Sometime down the line, Smartville comes to the conclusion that it needs to set-up an emergency service because of an Earthquake risk. This service will provide the city government with real-time information on the status of roads and other critical infrastructure in the city, and also inform citizens in real-time in case of an emergency, using the data on infrastructure to recommend escape routes and safe areas. This service also relies on sensors, but they're different types of sensors, sometimes in different locations. The sensor data will also be aggregated through a mobile operator's network. It will also have its dedicated IT resources.

Smartville has now built two functional silos. It’s possible that the project managers of the two projects never even worked together or met each other. It has duplicated networks, IT resources and created data silos that might make it impossible to cross the data flows from the two projects even though it might be very useful to do so. A huge waste of resources and not the best results functionally. This may sound like a deliberately bleak fictional scenario, but informal discussions I have with many cities suggest to me that it is the norm rather than the exception.
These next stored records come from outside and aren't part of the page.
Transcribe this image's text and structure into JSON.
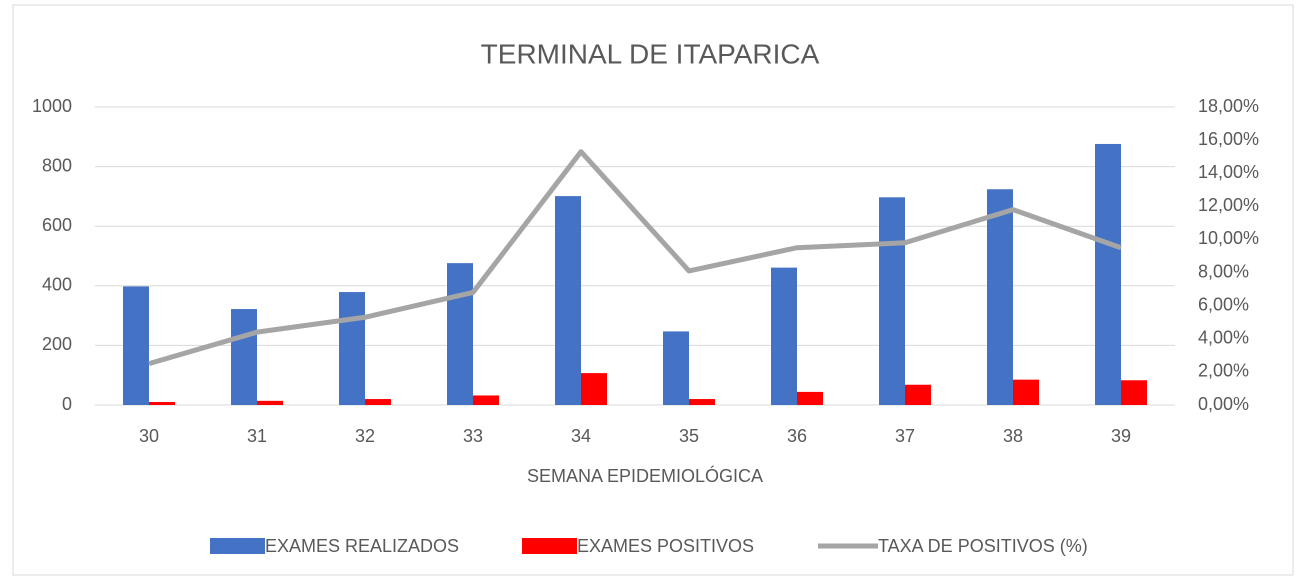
{
  "chart_data": {
    "type": "bar_line",
    "title": "TERMINAL DE ITAPARICA",
    "x_label": "SEMANA EPIDEMIOLÓGICA",
    "categories": [
      "30",
      "31",
      "32",
      "33",
      "34",
      "35",
      "36",
      "37",
      "38",
      "39"
    ],
    "series": [
      {
        "name": "EXAMES REALIZADOS",
        "color": "#4472c4",
        "type": "bar",
        "values": [
          398,
          322,
          379,
          476,
          701,
          247,
          461,
          697,
          724,
          876
        ]
      },
      {
        "name": "EXAMES POSITIVOS",
        "color": "#ff0000",
        "type": "bar",
        "values": [
          10,
          14,
          20,
          32,
          107,
          20,
          44,
          68,
          85,
          83
        ]
      },
      {
        "name": "TAXA DE POSITIVOS (%)",
        "color": "#a5a5a5",
        "type": "line",
        "axis": "y2",
        "values": [
          2.5,
          4.4,
          5.3,
          6.8,
          15.3,
          8.1,
          9.5,
          9.8,
          11.8,
          9.5
        ]
      }
    ],
    "ylim": [
      0,
      1000
    ],
    "yticks": [
      0,
      200,
      400,
      600,
      800,
      1000
    ],
    "y2lim": [
      0,
      18
    ],
    "y2ticks": [
      {
        "value": 0,
        "label": "0,00%"
      },
      {
        "value": 2,
        "label": "2,00%"
      },
      {
        "value": 4,
        "label": "4,00%"
      },
      {
        "value": 6,
        "label": "6,00%"
      },
      {
        "value": 8,
        "label": "8,00%"
      },
      {
        "value": 10,
        "label": "10,00%"
      },
      {
        "value": 12,
        "label": "12,00%"
      },
      {
        "value": 14,
        "label": "14,00%"
      },
      {
        "value": 16,
        "label": "16,00%"
      },
      {
        "value": 18,
        "label": "18,00%"
      }
    ],
    "grid": true,
    "legend": "bottom"
  }
}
It's a concern because anything that gets built today will be hard to revisit tomorrow. That means that cities that haven't really gone down that road yet should make sure they approach this rationally. In my opinion, that means the following:

  • Assess and prioritize needs of the city and the citizens;
  • Evaluate existing or envisaged connected solutions that can help address these needs;
  • Examine the resources (infrastructure, IT, human, etc.) needed to power services that do address the identified needs;
  • Develop services in order of priority with a constant concern for the maximal reusability of allocated resources.
The question of the reusability of infrastructure assets is a particularly important one that is often not even on the radar of most cities. Cities assume that operators will have available solutions to ensure the connectivity requirements of smart city services, but that's not necessarily the case:
  • the more smart-city applications require real-time, the more crucial network performance will be. In particular, while operators focus on delivering download speeds, the kind of applications that will enable smart cities require upload capacity and very low latency;
  • private operators do not focus on ubiquitous deployment, at least not with uniform quality of service. They deploy where they think it will be profitable, and only invest as much as necessary to call an area "open for service". As a city though, delivering services selectively to certain areas is not an option.
In addition to these considerations about available network solutions, there's an additional issue about cost. Private operators have relatively crude wholesale models, and they like very much the idea of overlapping or redundant contracts powering separate services. For them, each end-to-end circuit is billed, and as the need for sensors grow, the number of end-points will explode. Is it sustainable for cities to power their services using such partners? Probably not.

This means one of two things. Either operators realize that they need to offer completely different pricing models for cities (and generally for machine to machine communications) and do it quickly, or cities need to consider ways to take their IT infrastructure future into their own hands. A number of cities have done that in Europe, and increasingly in the US as well, deploying their own wireline infrastructure, or setting up public-private partnerships with operators that guarantee they have low-level access to the infrastructure deployed at affordable rates.

Remember that a wireless network is a wireline network with wireless access points at the edges. Having low-level access to ubiquitous or near ubiquitous fiber for a city government ensures that it will be able to deploy whatever sensor networks they need without having to pay over and over again. It probably won’t be cellular, but that’s a good thing: sensors don’t need cellular, and may even work better with other types of wireless traffic aggregation.

The smart city movement is still in its inception phase. Let's make sure that the infrastructure it needs to thrive doesn't get overlooked!